Gateway TR Switching time in general and SPI vs. USB etc

LoRa gateways receive but also occasionally transmit downlink message to nodes - OTAA joins, ADR tuning, etc in addition to application downlinks. While premium models with diplexers do exist, it’s well known that an ordinary gateway has to stop receiving while it transmits.

But how quickly can a gateway start receiving a packet again after it has transmitted? In a location with a lot of nodes, this would be key to scaling, because any delay there increases the “cost footprint” of sending a downlink even beyond the duration of the downlink packet itself.

  • I’ve heard concerns about the RF stages themselves possibly taking time to switch modes or the receiver to recover to full sensitivity. Anyone know if this is in fact an issue, and typical recovery times?

  • Semtech deprecated support for concentrator chips interfaced by way of a USB-SPI bridge, under the correct argument that this adds extra latency around all SPI operations. But how much impact does this have? Does anyone have figures for recovery time with an FT2232 vs native SPI interface? Does this latency also complicate the JIT operations the newer Semtech packet forwarder does to model the gateway’s timestamp counter and manage the queue of packets to be sent? (Although the FTDI code is gone from the Semtech repos, there are 3rd party forks that put this back in, my impression is that the packet forwarder with jit will try to run on top of them, though unclear how well it manages to).

  • SPI interface can run at different speeds, say 1 - 10 MHz. A few designs are constrained to the lower end of that range (for example the RAK2247 has a slow and unecessary level translator chip). Is it known what impact the utilized SPI speed has on turnaround time?

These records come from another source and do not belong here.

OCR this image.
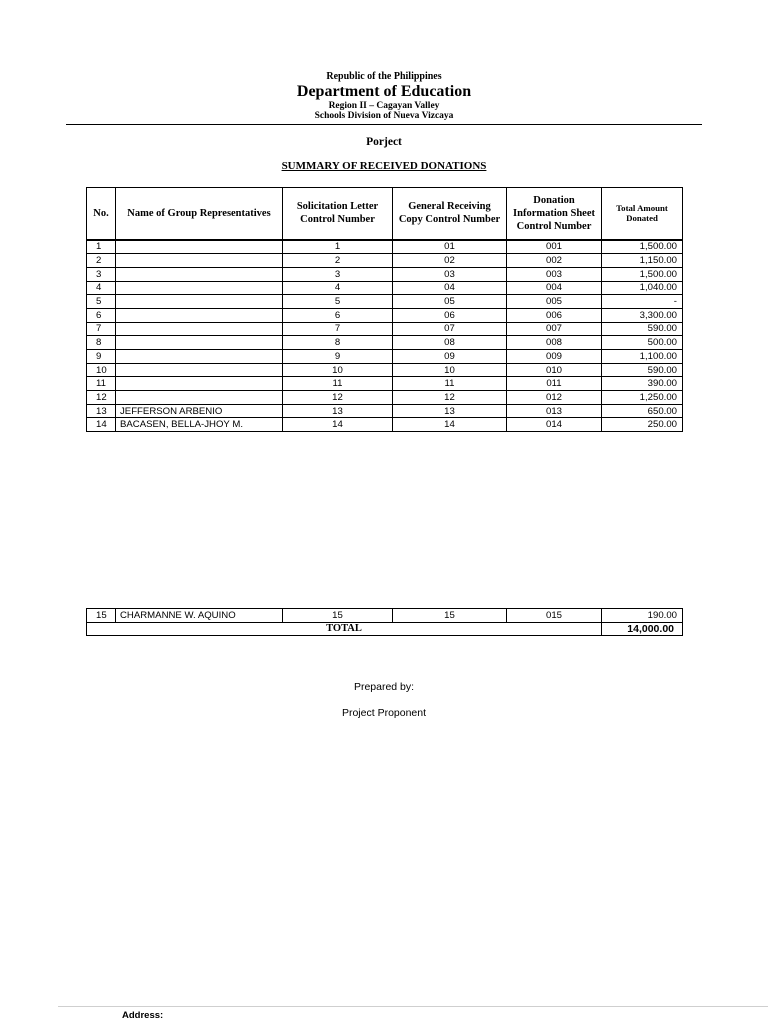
Republic of the Philippines
Department of Education
Region II – Cagayan Valley
Schools Division of Nueva Vizcaya
Porject
SUMMARY OF RECEIVED DONATIONS
No.	Name of Group Representatives	Solicitation Letter Control Number	General Receiving Copy Control Number	Donation Information Sheet Control Number	Total Amount Donated
1		1	01	001	1,500.00
2		2	02	002	1,150.00
3		3	03	003	1,500.00
4		4	04	004	1,040.00
5		5	05	005	-
6		6	06	006	3,300.00
7		7	07	007	590.00
8		8	08	008	500.00
9		9	09	009	1,100.00
10		10	10	010	590.00
11		11	11	011	390.00
12		12	12	012	1,250.00
13	JEFFERSON ARBENIO	13	13	013	650.00
14	BACASEN, BELLA-JHOY M.	14	14	014	250.00
15	CHARMANNE W. AQUINO	15	15	015	190.00
TOTAL					14,000.00
Prepared by:
Project Proponent
Address:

If no one knows the answers to these, I could sit down and write code to run actual tests, and may ultimately do that anyway - but as they say “two months in the lab will save you a half hour in the library”. Several searches for this information here and on the web in general haven’t found it, but thought I’d ask before I actually start coding up tests.

I am one of the people adding the USB support back in to support the first generation MultiTech LoRaWAN concentrator cards with MP forwarder. The JIT enabled forwarder will run happily with it the USB concentrator, however you will have problems with timing if the card needs to send two messages with little time in between as the second message might not make it to the concentator in time (due to the bit bang overhead)
From my tests and the feedback I’ve got over the last few years using USB will hurt in busy locations where many packets arrive in short amounts of time and the USB overhead makes it hard for the software to get all data from the concentrator card without loosing data. Locations with a lot of downlink traffic (which is a problem by itself) are impacted as well.
Using slow SPI connections will have the same result, the question is at which speed it will be noticeable.